Sunday, April 30, 2017

Week 5

Josh Omoletski
Section 3

This week’s readings most certainly take on a more ominous tone than previous weeks (or at least they do in my eyes). Hamamoto's “Empire of Death” focuses on the effects that the wartime society of the US had on Asian Americans. Throughout the entire piece, it was made apparent that there was a morbid pattern between the war in Vietnam and a rise in the serial killing of Asian Americans, almost all of them being young women. I think that what really speaks volumes about this society is not that the killings happened nor the reasons the killers had concocted to justify their actions. I think it’s how the government, the media, and the public reacted to these killings of Asian Americans. The media made an attempt to downplay and even sympathize with the killers. They tried using PTSD as an excuse in an attempt to get people to sympathize and not condemn the killers. I think that this was due to the complete racial bias that was predominant then and is still predominant now. The killers were white and the victims were not (in most cases). If you were to bring this fact up to an unknowing individual, they would probably make the assumption the victims were African American since racial bias against that ethnic group is very well-known on the historical level. However, the victims are Asian American, a hugely overarching label for an ethnic group that is not so. These young female victims were targeted as objects of sexual pleasure and fulfillment of fetishized fantasies. The whole concept of the “exotic Oriental” woman is what entrapped these men, leading to the mental state that many people know from pop culture as “yellow fever.” This compiled with the wartime society lead to killers that violently fulfilled their sexual fantasies involving Asian American women or just Asian women. Will something like this happen again? It probably won’t. Today’s generation is hell-bent on being 100% politically correct and being all-inclusive of everyone. Something so blatantly targeting “one” ethnic group (if Asian American can be considered as a single ethnicity) would be called out immediately, or so you would think.

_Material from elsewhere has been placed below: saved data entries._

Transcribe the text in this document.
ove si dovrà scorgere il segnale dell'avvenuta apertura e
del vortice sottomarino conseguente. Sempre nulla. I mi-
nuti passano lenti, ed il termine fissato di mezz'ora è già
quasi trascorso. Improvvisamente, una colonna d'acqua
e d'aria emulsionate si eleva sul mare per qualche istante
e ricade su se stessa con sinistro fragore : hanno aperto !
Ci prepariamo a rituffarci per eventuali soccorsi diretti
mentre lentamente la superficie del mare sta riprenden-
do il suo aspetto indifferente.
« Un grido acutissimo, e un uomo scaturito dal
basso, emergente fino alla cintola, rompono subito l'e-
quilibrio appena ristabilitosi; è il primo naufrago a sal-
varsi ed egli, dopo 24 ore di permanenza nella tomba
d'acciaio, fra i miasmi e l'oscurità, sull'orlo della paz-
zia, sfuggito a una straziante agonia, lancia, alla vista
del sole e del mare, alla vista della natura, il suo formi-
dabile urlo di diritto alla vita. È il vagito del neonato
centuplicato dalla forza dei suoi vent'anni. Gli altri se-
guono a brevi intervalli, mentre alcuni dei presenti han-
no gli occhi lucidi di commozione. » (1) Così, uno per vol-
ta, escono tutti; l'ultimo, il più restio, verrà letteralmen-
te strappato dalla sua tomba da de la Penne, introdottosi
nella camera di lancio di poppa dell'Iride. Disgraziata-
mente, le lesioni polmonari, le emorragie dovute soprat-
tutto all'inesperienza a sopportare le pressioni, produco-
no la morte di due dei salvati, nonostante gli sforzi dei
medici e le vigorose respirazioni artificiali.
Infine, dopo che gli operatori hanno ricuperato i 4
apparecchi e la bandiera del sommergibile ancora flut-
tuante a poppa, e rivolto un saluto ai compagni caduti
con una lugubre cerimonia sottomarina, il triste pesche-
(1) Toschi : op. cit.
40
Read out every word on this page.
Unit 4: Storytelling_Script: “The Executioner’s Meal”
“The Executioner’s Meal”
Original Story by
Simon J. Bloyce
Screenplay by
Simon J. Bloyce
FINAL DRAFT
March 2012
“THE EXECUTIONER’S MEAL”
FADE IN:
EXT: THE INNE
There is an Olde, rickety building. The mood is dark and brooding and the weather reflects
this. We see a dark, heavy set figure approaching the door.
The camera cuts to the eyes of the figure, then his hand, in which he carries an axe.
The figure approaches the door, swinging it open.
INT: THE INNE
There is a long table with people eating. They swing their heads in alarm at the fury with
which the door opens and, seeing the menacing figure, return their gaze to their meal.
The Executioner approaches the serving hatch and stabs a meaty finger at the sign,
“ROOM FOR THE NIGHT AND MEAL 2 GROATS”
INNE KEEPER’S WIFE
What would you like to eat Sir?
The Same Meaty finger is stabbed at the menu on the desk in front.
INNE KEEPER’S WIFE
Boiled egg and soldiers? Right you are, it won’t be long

Question: Why do you think killings like these happened during the Vietnam War and did not happen again during the Gulf War or the war in Afghanistan?

This is a graph showing annual murder rates across the US. This shows the correlation between homicides and a wartime society.

References:
Cramer, C. (2012, May 17). Madness, Deinstitutionalization & Murder. Retrieved from http://www.fed-soc.org/publications/detail/madness-deinstitutionalization-murder

Hamamoto, Darrell Y. (2003) Masters of War: Militarism and Blowback in the Era of the American Empire. New York, New York: Routledge.